Кубок метелей - страница 12



Се метель грядет снегом, неневестная.

Вьюге помолимся.


Золотая утомленная головка ее показалась в окне.

Волнистый, снежный дым взвихрил все пред ней: все пред ней точно засыпал пушистым мехом.

Она любила метель.


Ты лети, белый лебедь, из снега сотканный, лети.

Захлещи вьюжным крылом по лазурному морю.

Крылатый, крылатый, – пой нам, о, пой нам пурговую песню, улетая к солнцу!

И лебедь поет. Лебедь летит. Поет и летит. Поет и улетает.

«Ты, солнце, тяжелый шар, – золотой храм мира!

«Золотой храм, воздвигнутый в лазурь…

«Я лечу ко твоим, ко святым местам – к золотым столбам – лучам – ко вселенской обедне!»

Возноси моления наши.

Улетай, лебедь-вьюга!

Сумбур

Адам Петрович шел на шумное собрание, чтобы повидаться с ясным другом, старым мистиком, давно ушедшим в молчанье.

Знакомые абрисы домов высились неизменно. Знакомые саваны мертвецов пролетали снегом.

Знакомые абрисы домов из-под них высились неизменно.

Говорили о том же, все о том же…

Все уйдет. Все пройдет. Уходя, столкнется с идущим навстречу.

Так кружатся вселенные в вечной смене – все в той же смене.

Столб метельный мелькнет, снег взовьет, снег вздохнет. Столб сольется с пургой, взметенной навстречу.

Так кружатся столбы в вечной смене, в снежной пене – все так же, все так же, запевают о том же снега.


Мистический анархист встречал гостей. Пожимал им руки.

Вводил в кабинет, озаренный розовой лампадой. Вводил в кабинет, опрысканный духами.

Здесь болтали все так же.

Все кричали. Все дерзали. Потрясал анархист, довольный собой и гостями, золотой, чуть раздвоенной бородкой.

Слегка напоминал он образ Корреджио – все тот же образ.

Столбы метели взлетали. В окна стучали. В окне мелькали. В окне запевали.


Вот анархист безответно любил музыку: слушая прежде Вагнера, словно глаза зеленью горели, как хризолит.

Прежде он рыдал от вечно странных, ускользающих дум.

А теперь – никогда.

Теперь он стал пророком сверх-логизма, сверх-энергетического эротизма, просыпал устами туманы, никому не попятные.

Точно с умыслом. Нет, без умысла.


Брал он голосом гаммы, бархатные, как ковер снегов, слушая метельные гаммы снегов.

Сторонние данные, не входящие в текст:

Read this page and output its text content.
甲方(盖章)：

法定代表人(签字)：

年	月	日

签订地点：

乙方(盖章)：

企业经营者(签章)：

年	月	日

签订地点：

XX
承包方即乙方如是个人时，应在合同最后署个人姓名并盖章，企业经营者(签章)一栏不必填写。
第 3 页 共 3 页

От непрестанного улова новинок глаза из-под льняных волос, из-под бледного лба солярников, планетарников, оргиастов, дионисиастов ласкою улещали вкрадчиво, ловко, расчетливо.

С уст взволнованно слетали сласти, – сластные сласти гостей услаждали.

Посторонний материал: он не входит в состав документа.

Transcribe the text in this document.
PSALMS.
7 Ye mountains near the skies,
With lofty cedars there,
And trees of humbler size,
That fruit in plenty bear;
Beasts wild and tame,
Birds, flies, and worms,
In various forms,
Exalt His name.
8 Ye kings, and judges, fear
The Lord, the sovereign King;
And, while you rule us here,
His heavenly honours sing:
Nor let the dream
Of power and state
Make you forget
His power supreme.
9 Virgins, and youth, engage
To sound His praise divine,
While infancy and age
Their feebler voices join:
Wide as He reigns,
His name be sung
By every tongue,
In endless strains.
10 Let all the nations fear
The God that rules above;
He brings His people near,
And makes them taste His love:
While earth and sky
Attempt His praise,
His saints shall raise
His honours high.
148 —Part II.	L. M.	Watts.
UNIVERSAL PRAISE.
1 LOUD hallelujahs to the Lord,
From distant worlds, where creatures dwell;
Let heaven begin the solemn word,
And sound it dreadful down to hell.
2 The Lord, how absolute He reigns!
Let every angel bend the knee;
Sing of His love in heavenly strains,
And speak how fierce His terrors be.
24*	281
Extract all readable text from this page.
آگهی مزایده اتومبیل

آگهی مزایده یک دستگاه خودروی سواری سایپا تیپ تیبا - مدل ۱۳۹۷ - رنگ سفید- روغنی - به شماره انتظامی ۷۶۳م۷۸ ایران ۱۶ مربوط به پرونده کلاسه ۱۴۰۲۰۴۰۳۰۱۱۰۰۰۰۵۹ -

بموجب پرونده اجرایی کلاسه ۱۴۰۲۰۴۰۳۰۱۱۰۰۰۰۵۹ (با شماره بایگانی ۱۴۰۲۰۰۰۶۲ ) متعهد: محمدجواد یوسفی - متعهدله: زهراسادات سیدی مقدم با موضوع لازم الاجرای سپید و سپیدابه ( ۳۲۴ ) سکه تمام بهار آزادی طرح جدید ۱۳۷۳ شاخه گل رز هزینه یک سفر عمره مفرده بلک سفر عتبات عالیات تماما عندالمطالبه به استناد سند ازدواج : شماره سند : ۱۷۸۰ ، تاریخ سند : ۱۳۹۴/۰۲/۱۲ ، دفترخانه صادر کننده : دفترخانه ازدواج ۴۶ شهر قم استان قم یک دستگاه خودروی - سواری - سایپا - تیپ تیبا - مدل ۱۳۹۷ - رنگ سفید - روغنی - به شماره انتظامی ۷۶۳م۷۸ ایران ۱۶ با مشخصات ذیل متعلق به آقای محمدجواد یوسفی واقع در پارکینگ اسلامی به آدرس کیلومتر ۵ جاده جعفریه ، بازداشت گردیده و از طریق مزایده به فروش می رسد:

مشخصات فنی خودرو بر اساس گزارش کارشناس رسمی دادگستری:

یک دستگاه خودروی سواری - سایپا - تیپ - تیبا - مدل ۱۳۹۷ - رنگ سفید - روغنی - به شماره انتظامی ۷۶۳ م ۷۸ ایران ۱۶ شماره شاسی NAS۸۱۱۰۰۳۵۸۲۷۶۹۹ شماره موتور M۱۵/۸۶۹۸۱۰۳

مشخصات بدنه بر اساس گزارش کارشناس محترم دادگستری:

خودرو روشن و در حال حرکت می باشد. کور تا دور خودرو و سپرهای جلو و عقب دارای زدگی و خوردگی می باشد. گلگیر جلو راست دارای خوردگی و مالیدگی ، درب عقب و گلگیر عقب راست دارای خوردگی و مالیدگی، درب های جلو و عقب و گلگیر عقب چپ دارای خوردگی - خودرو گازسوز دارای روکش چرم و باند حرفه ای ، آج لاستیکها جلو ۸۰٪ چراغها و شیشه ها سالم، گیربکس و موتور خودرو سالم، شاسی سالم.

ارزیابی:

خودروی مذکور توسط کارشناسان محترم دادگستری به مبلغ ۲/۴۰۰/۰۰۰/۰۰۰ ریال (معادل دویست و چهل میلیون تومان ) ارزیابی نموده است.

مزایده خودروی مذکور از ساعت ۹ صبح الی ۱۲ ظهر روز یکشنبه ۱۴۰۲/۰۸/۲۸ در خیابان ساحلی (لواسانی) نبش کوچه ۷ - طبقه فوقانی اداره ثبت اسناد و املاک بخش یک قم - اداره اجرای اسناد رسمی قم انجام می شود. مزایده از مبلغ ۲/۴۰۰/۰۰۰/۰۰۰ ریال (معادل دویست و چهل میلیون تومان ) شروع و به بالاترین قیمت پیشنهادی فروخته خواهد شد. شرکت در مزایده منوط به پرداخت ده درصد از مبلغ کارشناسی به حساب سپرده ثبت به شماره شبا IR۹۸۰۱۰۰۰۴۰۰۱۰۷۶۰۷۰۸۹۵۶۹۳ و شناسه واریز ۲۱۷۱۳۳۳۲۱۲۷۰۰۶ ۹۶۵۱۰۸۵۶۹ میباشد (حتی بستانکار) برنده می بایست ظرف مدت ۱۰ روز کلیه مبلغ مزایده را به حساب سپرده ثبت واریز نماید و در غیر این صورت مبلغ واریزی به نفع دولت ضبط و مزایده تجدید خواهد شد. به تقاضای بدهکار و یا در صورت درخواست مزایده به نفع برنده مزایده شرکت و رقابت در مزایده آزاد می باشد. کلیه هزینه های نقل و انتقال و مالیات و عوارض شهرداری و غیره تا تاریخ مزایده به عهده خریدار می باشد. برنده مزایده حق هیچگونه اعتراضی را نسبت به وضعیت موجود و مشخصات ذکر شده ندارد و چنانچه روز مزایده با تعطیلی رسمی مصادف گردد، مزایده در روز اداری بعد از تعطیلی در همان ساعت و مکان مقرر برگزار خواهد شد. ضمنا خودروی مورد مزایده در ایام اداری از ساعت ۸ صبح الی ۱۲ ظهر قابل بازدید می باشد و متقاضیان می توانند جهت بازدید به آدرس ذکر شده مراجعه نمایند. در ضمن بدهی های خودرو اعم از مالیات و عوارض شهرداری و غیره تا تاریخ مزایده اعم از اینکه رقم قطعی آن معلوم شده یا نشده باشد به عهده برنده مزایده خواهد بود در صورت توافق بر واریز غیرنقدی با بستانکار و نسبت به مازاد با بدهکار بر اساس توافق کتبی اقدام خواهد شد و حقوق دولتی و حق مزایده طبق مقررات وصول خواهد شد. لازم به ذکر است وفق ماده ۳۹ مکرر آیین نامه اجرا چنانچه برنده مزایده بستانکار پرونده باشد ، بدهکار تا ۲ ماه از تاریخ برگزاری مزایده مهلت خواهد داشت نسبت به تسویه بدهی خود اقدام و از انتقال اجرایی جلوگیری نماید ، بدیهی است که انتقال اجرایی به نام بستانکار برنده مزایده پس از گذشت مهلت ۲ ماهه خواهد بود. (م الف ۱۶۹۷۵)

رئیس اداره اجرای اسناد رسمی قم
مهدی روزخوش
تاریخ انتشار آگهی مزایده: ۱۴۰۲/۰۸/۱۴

Нулков притаился в углу, записывал чужие мысли: у него было много записано слов. Он думал: «Пора издать книжечку».


Сбоку сидел старый друг Адама Петровича – седой мистик.

Глубже он, глубже был прочих. Его знание опережало, всех опережало, все опережало.

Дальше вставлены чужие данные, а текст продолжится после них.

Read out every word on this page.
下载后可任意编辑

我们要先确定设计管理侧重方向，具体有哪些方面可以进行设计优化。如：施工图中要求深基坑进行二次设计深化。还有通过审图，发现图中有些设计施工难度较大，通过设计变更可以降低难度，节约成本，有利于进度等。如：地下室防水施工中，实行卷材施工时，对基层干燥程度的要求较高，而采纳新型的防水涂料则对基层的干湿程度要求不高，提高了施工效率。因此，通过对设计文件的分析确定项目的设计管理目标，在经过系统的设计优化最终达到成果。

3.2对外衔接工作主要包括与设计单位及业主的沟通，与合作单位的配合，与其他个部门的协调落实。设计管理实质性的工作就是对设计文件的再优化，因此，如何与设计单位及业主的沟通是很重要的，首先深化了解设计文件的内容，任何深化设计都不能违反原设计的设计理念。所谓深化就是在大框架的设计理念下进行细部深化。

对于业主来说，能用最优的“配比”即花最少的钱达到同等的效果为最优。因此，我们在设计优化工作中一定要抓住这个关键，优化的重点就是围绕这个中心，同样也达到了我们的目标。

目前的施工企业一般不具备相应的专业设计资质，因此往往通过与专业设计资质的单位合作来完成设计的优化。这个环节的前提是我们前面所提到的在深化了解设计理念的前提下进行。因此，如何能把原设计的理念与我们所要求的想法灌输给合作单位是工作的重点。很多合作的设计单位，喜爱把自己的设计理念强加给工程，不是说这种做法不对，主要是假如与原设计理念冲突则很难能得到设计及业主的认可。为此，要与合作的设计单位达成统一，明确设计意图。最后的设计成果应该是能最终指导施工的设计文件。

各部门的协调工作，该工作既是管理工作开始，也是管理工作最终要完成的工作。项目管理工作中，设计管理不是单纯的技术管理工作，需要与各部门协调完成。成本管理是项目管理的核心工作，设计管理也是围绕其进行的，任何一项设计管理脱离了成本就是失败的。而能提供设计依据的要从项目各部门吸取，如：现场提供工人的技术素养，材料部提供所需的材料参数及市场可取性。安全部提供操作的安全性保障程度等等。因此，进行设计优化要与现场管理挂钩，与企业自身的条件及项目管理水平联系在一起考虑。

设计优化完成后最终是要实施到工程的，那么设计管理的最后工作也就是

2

Недавно он выпустил громадный свой труд – труд, глубоко продуманный, стал колодцем, из которого все черпали.

Камнем он, камнем упал на дно русской словесности (на поверхности плавали книжные щепки).

Труд назывался: «Одно, навек одно».


Он не кричал о тайнах.

Но все тайны он знал.

От времен стародавних, Иисусовых, он собрал бездны гностических мудростей о любви, из-под хаоса криков утаил под личиной он любовное о Христе знание, властно, мудро, настойчиво.

Не стал во главе. Не читал лекций. Говорил: «Конец идет».

Одиноко держался седой мистик от всеобщего гама. Ждал.

Еще. И еще.

Но кругом бежали в пустоту.


А кругом стоял шум. В статьях вопили: «Мы, мы, мы!»

Но странно у старца горела в глазах заря новой жизни.

Вот. Все еще.

Но нигде не брезжил свет.

Кругом пускали мистические ракеты. Собирались в шайки.